A possible followup here would be to use the new mechanism to model explicit trunc as well (which should be much more common, as it is the canonical form). This is straightforward, but omitted here to separate the correctness fix from the analysis improvement.

(Side note: While I say "index size" above, BasicAA currently uses the pointer size instead. Something for another day...)

Diff Detail

Event Timeline

nikic created this revision.Oct 1 2021, 2:48 PM
nikic requested review of this revision.Oct 1 2021, 2:48 PM
Herald added a project: Restricted Project. · View Herald TranscriptOct 1 2021, 2:48 PM
nikic updated this revision to Diff 379058.Oct 12 2021, 8:46 AM

Rebase & ping

Quick scan only. I don't have a lot of context on this code.

Approach wise, it would seem lower risk to model explicit truncates before adding the implicit trunc on gep operands. (i.e. easier to write test cases, less likelihood of wide spread miscompiles if we got it slightly wrong, less interaction w/e.g. "pointer size" piece) Can I ask why you approached it this was instead?

llvm/lib/Analysis/BasicAliasAnalysis.cpp
268

Naming wise, "Extended" no longer seems correct. Can you change this to something like CastedValue? (In a separate NFC is encouraged.)

292

I don't believe this is correct. What if we trunced off non-zero bits and are no zero extending?

Quick scan only. I don't have a lot of context on this code.

Approach wise, it would seem lower risk to model explicit truncates before adding the implicit trunc on gep operands. (i.e. easier to write test cases, less likelihood of wide spread miscompiles if we got it slightly wrong, less interaction w/e.g. "pointer size" piece) Can I ask why you approached it this was instead?

We already model explicit truncs correctly, simply by dint of treating them as opaque values. I'm interested in implicit truncs here because they're currently being miscompiled.

llvm/lib/Analysis/BasicAliasAnalysis.cpp
292

This method replaces V with zext(NewV).

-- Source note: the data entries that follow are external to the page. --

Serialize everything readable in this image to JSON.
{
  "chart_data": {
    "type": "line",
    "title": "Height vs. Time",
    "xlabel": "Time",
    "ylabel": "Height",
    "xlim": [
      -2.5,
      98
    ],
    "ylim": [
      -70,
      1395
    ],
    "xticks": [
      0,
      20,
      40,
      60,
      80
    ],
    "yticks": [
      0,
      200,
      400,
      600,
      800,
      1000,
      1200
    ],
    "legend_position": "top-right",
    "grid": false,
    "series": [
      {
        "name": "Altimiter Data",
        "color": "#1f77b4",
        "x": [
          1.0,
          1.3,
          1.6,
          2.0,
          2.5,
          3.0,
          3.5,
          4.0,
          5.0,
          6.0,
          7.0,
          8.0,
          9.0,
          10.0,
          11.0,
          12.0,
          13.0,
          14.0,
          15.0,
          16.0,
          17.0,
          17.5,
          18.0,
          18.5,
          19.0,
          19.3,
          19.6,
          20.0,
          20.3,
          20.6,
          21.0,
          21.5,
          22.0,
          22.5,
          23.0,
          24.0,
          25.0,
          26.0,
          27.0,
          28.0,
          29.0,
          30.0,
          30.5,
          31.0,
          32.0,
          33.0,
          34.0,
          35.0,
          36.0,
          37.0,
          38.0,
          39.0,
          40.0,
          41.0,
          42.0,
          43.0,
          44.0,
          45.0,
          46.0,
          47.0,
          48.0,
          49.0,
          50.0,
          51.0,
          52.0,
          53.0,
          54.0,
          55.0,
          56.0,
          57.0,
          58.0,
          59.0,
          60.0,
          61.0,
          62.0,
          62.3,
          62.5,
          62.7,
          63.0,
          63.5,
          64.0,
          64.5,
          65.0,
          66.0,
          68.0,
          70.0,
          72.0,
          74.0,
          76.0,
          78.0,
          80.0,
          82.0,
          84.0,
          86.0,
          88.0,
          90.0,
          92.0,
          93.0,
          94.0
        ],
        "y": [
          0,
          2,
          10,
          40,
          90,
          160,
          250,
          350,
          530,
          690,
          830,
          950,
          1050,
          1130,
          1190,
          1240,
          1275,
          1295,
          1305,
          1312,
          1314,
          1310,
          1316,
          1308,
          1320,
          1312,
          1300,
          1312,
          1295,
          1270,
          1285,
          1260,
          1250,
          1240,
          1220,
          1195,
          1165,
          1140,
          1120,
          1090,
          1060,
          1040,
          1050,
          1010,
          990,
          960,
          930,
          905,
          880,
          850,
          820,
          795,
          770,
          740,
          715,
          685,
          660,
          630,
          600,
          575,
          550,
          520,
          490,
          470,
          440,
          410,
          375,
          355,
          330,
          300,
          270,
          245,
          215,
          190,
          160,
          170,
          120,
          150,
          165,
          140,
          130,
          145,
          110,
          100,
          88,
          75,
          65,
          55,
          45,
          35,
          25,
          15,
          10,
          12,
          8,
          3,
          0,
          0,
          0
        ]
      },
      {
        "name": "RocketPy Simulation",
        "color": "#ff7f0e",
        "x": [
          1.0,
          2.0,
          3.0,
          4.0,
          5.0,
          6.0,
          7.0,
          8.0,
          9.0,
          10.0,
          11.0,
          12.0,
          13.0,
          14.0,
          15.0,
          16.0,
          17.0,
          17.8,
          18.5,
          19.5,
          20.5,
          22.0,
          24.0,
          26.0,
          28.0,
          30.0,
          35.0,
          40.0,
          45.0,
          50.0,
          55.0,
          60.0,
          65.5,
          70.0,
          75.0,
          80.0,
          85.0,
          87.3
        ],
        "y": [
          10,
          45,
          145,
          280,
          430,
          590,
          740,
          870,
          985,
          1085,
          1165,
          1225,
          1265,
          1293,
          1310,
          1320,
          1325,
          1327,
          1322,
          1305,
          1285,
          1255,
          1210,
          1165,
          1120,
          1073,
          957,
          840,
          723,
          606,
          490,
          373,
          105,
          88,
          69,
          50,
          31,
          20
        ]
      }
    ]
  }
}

So we now have something like trunc(zext(NewV)). If we extend less than we truncate, then we'll be left with just a trunc(NewV) (this case). If we truncate less than we extend, we're left with just zext(NewV), which gets folded into the outer zext/sext (the existing case below).

nikic updated this revision to Diff 380088.Oct 15 2021, 1:02 PM
nikic edited the summary of this revision. (Show Details)

Rebase over rename

reames accepted this revision.Oct 22 2021, 10:36 AM

LGTM

I'm a bit hesitant to LGTM this as I'm not super familiar with the code, but since no one else seems to be reviewing it and I don't spot any obvious problems, I'm doing so. Hopefully the new code is at least "more correct" than the old code.

This revision is now accepted and ready to land.Oct 22 2021, 10:36 AM
This revision was landed with ongoing or failed builds.Oct 22 2021, 2:47 PM
This revision was automatically updated to reflect the committed changes.